Regarding the marketing strategy at Barnes & Noble for Stephen Meyer’s latest, thoughtful reader Mike reports:
I just read David Klinghoffer’s article about a person’s experience with Darwin’s Doubt at Barnes & Noble. I experienced the same thing at the Barnes & Noble in Lakewood, Washington, when the book first came out. They told me it was a corporate decision. I sent an email to the corporate headquarters of Barnes & Noble and got a canned response that did not answer my question. I emailed them three times demanding an answer and they refused to respond as to why they made such a decision. We know why, but they don’t have the integrity to admit it.
From this it seems the decision to put Meyer in the Christianity section and Dawkins’s God Delusion under Science was not made locally in Manhattan Beach by some Darwinist employee in a fit of pique, but rather much more deliberately at the corporate level.
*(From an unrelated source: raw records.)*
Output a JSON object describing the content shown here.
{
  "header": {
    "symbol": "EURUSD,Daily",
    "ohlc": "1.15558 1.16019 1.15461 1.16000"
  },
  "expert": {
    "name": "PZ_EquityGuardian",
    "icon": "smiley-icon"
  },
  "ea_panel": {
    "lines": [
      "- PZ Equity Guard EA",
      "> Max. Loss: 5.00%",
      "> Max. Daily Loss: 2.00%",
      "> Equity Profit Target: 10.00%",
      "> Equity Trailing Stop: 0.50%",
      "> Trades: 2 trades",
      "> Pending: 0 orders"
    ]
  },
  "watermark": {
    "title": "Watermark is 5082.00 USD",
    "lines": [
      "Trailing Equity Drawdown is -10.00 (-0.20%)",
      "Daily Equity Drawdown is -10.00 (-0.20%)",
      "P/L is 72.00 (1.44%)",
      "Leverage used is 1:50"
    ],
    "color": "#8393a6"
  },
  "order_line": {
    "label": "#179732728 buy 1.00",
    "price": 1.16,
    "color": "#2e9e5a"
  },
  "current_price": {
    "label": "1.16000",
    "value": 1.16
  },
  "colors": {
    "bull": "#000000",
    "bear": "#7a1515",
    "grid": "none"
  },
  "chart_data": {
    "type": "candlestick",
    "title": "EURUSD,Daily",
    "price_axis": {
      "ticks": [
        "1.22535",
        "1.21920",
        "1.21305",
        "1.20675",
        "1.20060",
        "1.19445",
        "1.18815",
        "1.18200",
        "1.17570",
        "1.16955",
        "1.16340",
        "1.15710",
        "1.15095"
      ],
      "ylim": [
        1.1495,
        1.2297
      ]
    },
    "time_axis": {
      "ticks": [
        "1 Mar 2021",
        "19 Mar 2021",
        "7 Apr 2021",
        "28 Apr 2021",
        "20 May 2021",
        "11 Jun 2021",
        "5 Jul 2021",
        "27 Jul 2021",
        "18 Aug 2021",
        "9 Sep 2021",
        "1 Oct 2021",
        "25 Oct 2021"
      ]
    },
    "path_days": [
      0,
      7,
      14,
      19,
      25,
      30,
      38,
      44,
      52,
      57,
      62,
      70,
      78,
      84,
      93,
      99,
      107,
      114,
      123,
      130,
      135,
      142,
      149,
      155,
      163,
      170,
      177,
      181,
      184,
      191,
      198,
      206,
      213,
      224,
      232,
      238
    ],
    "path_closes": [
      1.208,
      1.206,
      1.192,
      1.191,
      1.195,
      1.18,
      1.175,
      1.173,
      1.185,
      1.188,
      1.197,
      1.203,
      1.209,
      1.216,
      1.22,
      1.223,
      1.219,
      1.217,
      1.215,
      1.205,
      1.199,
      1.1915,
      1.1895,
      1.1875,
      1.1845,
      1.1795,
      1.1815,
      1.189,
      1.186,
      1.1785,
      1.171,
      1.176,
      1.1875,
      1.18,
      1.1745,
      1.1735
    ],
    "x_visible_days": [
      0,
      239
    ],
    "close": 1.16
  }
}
Which is even more telling. I should have known.
The idea is to sell books by telling readers interested in intelligent design that they are kidding themselves if they think it’s science. Why not just set up a special shelf labeled "Creationism in Cheap Tuxedo" and another labeled "Science Proves There Is No God, You Fools"? Why be coy?
Meanwhile reader Lee in Phoenix, Arizona, writes in to share a self-shot video of himself re-shelving Dr. Meyer’s previous title, Signature in the Cell, from Christianity to Biology & Chemistry. That’s amusing, I admit, but not recommended. After all, B&N is a business owned by stockholders and is entitled to make its own shelving choices, however ill-advised.
By contrast over at Amazon, the strategy is more about selling books than insulting customers. They’ve got Darwin’s Doubt categorized under Paleontology (where it’s #1), Organic Evolution (#3), and yes, Creationism (#3). Well, two out of three is better than what they’ve got going at B&N.